Bench Comes Alive To Help Nets Take Out Short-Handed Bulls
NEW YORK (AP) -- The Brooklyn Nets kept going deeper down their bench to find a winning combination. The Chicago Bulls simply had nowhere to go.
Brook Lopez scored 20 points through three quarters, then the Nets turned to their bench to beat the short-handed Bulls 93-89 on Friday night.
With most of their best players in street clothes, the Bulls' normally sturdy defense allowed the Nets to make 11 of 18 shots in the fourth quarter. Nine of the baskets were by reserves.
"It's huge, especially when a lot of our starters didn't have it going tonight," Nets guard Deron Williams said. "It was good that those guys came in and stepped up for us. Without them, we don't win this game."
Andray Blatche scored all 11 of his points in the fourth quarter and MarShon Brooks had nine of his 13 as the reserves scored the Nets' first 20 points. A starter didn't score until Joe Johnson's 3-pointer gave Brooklyn an 86-80 lead with 2 minutes to play.
"MarShon and Blatche, man, carried us in that fourth quarter," Johnson said.
Johnson finished with 13 points for the Nets, who bounced back from a loss to Miami on Wednesday by beating another top Eastern Conference team.
Luol Deng scored 18 points and Taj Gibson had 16 points and nine rebounds for the Bulls, who played without starters Joakim Noah, Carlos Boozer and Kirk Hinrich while losing for just the third time in 11 games.
"This is good for our team. It's all for the better come playoff time when we get everybody back and we're fully healthy, we feel like we've got a shot of winning the East," Gibson said.

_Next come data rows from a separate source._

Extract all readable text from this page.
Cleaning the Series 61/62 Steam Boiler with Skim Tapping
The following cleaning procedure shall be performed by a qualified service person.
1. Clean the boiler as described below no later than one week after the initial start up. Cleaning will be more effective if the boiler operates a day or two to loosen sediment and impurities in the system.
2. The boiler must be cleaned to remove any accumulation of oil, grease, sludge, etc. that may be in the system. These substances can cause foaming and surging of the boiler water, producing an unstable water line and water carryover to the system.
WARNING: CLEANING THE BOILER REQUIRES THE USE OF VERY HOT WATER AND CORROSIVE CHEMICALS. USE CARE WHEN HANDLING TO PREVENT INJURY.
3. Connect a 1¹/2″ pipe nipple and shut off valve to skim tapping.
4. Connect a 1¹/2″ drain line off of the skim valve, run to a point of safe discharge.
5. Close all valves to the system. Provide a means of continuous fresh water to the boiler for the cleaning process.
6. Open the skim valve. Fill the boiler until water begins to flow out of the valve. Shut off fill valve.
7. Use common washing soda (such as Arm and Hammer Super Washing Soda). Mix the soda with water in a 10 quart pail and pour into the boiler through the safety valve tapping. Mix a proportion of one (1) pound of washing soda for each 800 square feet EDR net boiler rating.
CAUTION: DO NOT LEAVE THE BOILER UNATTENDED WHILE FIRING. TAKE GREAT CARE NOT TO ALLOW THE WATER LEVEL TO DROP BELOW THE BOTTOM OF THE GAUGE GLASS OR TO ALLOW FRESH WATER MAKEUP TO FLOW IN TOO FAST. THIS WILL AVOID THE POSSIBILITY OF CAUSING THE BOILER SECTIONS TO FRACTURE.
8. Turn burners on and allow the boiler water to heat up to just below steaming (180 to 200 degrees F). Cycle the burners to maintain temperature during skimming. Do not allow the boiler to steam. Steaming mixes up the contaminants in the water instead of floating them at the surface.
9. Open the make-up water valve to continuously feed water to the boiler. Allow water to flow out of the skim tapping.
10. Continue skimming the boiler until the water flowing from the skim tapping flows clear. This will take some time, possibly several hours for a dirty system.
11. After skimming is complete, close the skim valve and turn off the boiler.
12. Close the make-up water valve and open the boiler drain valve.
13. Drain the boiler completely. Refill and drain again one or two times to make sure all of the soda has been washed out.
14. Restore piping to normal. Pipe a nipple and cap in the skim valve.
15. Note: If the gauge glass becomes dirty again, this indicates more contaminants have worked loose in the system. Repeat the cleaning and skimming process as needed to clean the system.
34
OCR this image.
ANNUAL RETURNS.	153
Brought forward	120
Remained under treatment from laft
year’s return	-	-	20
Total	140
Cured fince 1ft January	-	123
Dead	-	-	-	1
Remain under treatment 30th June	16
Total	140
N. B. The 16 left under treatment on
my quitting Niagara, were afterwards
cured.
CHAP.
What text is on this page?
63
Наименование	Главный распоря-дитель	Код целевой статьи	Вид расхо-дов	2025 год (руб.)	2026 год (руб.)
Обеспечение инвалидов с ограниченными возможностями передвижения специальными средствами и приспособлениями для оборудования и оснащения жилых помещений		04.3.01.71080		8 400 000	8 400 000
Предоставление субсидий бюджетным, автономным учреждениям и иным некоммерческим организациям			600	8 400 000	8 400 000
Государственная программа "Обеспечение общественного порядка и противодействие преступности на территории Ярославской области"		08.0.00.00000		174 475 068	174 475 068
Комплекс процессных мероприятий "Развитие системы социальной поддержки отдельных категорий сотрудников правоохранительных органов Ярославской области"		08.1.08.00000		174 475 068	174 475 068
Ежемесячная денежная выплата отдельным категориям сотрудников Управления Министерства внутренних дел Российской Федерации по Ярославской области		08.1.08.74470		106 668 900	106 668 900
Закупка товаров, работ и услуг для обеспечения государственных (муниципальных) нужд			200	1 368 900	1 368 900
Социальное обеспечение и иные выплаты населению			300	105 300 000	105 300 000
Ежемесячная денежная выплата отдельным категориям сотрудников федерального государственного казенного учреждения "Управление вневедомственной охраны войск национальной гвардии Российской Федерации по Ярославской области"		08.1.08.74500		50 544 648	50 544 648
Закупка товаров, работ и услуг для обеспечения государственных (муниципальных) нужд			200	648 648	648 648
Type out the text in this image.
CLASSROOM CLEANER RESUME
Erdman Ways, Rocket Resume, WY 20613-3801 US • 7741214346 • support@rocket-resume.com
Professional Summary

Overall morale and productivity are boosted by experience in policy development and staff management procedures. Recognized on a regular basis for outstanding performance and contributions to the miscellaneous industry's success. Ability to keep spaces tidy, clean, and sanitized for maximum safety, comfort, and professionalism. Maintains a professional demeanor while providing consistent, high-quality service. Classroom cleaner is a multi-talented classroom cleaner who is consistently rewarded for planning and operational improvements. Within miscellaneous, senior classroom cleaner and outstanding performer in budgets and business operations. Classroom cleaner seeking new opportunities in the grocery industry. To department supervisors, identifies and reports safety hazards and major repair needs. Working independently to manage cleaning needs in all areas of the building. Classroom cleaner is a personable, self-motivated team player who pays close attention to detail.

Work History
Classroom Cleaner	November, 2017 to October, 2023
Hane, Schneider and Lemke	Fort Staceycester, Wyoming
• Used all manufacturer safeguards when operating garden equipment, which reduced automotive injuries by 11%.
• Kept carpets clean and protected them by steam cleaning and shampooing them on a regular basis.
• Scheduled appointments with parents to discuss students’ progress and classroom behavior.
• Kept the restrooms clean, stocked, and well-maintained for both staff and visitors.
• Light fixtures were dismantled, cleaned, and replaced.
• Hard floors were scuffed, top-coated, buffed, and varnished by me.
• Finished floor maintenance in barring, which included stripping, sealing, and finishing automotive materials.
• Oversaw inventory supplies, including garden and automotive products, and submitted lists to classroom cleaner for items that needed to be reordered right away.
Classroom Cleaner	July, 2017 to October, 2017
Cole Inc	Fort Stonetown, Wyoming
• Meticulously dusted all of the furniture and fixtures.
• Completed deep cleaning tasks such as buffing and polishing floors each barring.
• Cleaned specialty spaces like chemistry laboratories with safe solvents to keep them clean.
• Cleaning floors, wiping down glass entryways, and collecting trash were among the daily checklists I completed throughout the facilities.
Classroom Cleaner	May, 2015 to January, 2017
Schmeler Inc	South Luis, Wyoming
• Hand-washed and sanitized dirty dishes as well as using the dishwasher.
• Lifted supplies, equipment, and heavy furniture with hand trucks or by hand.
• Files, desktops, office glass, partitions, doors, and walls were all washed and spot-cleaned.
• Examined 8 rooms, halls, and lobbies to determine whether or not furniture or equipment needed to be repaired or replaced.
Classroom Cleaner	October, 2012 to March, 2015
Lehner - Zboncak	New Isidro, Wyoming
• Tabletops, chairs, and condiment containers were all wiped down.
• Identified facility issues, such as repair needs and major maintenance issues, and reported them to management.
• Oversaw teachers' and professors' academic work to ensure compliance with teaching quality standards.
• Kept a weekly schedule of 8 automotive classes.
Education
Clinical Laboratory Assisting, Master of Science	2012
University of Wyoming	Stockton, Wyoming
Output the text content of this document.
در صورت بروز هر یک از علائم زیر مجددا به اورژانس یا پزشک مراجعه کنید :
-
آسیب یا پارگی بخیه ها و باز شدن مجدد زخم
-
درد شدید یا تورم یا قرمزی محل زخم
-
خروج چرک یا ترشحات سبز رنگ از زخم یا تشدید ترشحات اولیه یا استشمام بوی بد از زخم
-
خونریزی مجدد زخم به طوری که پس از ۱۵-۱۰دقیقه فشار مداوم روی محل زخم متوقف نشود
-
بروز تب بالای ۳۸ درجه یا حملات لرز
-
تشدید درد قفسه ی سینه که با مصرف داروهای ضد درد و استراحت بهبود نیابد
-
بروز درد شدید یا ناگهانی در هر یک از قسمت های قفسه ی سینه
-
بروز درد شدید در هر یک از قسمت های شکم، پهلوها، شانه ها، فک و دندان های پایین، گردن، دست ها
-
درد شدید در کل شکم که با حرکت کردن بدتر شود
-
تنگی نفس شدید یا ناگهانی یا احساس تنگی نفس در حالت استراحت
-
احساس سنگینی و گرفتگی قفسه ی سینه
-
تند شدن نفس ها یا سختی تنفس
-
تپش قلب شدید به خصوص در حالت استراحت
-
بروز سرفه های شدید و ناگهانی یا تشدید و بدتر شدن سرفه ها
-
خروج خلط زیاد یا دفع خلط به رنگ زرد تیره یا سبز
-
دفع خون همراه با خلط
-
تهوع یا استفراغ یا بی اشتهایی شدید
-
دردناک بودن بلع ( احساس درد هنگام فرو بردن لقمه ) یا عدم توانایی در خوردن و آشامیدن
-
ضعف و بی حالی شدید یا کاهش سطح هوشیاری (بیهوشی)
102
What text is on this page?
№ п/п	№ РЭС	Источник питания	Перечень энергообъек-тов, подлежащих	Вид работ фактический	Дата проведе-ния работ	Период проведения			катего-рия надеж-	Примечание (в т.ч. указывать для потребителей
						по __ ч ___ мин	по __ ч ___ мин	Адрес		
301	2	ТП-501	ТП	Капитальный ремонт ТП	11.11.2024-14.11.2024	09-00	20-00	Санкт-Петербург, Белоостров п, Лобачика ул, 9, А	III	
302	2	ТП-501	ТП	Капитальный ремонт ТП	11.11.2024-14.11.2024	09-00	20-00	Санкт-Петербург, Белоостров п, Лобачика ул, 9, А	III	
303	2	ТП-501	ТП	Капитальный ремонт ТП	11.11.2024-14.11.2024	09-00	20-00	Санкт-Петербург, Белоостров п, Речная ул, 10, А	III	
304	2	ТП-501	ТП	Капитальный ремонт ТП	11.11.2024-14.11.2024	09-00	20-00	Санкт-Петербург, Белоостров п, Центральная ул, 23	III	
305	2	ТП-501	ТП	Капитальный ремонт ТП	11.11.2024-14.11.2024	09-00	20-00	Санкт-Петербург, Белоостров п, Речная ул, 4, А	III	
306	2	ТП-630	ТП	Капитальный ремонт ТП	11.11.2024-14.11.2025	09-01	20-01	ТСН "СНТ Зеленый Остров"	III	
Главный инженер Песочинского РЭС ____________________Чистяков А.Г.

Nate Robinson had 12 points and 11 assists but shot just 4 of 16 in place of Hinrich, who returned to Chicago to get his right elbow examined. Marco Belinelli scored 18 points and Jimmy Butler had 12 off Chicago's bench.
Noah had an undisclosed foot injury, though felt it wouldn't be a long-term problem, and Boozer was bothered by a sore right hamstring.
"I know it's hard to come back from, but I'm on it a lot earlier than I was last time," said Noah, who missed 18 games with plantar fasciitis during the 2009-10 season. "I think the difference was last time I just tried to keep fighting through it and keep fighting through it, and I'm just trying to be smart about it. I just know that if I would have kept playing on it, even just today, I would probably have been out for a lot longer."
The Bulls have been without Derrick Rose all season and are as good as anyone at playing without a full deck. They had a lead into the early fourth quarter before perhaps running out of gas as the deeper Nets surged by them.
Brooks' jumper gave the Nets the lead for good at 74-73 with 7:39 left and former Bulls backup CJ Watson hit a 3-pointer before Blatche's basket made it 79-73 with 6:09 to go. Brooklyn stayed ahead from there, though Chicago got within two with 15 seconds left before Watson closed it out with two free throws.
Brooks has struggled to find consistent minutes this season. It didn't seem they would come Friday, with interim coach P.J. Carlesimo saying before the game that the Bulls were a bad matchup for the second-year guard.
"It felt great, it did," Brooks said. "I just try to stay ready and just be aggressive. I was out there in the fourth quarter, trying to make plays, man."
Even with Chicago's injuries, Carlesimo said going from the Heat on Wednesday to the Bulls on Friday was like "going for a root canal a couple of times in a week" because of how tough both teams make it to run an offense.
Notoriously cautious Chicago coach Tom Thibodeau termed Noah's ailment a "lower-body injury." Pressed further, Thibodeau simply said Noah was "nicked up."
The Bulls almost got by without the All-Star while playing with just eight players but had their two-game winning streak snapped.
The Nets jumped out to a 12-point lead in the first quarter, but Chicago battled back to take a 42-39 lead on Deng's 3-pointer with 51 seconds left in the first half, and the Bulls led by one at the break.
Williams had 11 points for the Nets. He limped off with an apparent ankle injury late in the half, but was back to start the third quarter. Gerald Wallace finished with 13 rebounds, including a tip-in with 32 seconds left that represented the other fourth-quarter basket by a starter.
Notes: The Nets honored the 1 millionth guest to attend Barclays Center during a first-half timeout. Joined on the court by Nets owner Mikhail Prokhorov and Barclays Center majority owner and developer Bruce Ratner, Allison Barlow of Brooklyn was awarded two free tickets for all Barclays events for a year. The $1 billion arena has been open 126 days, and Friday's game was its 86th ticketed event. They also celebrated the birthday of Mr. Whammy, the elderly fan who sits in the front row behind the basket and heckles opposing free throw shooters. He couldn't do much to faze the Bulls, who went 20 of 22 (91 percent) at the line.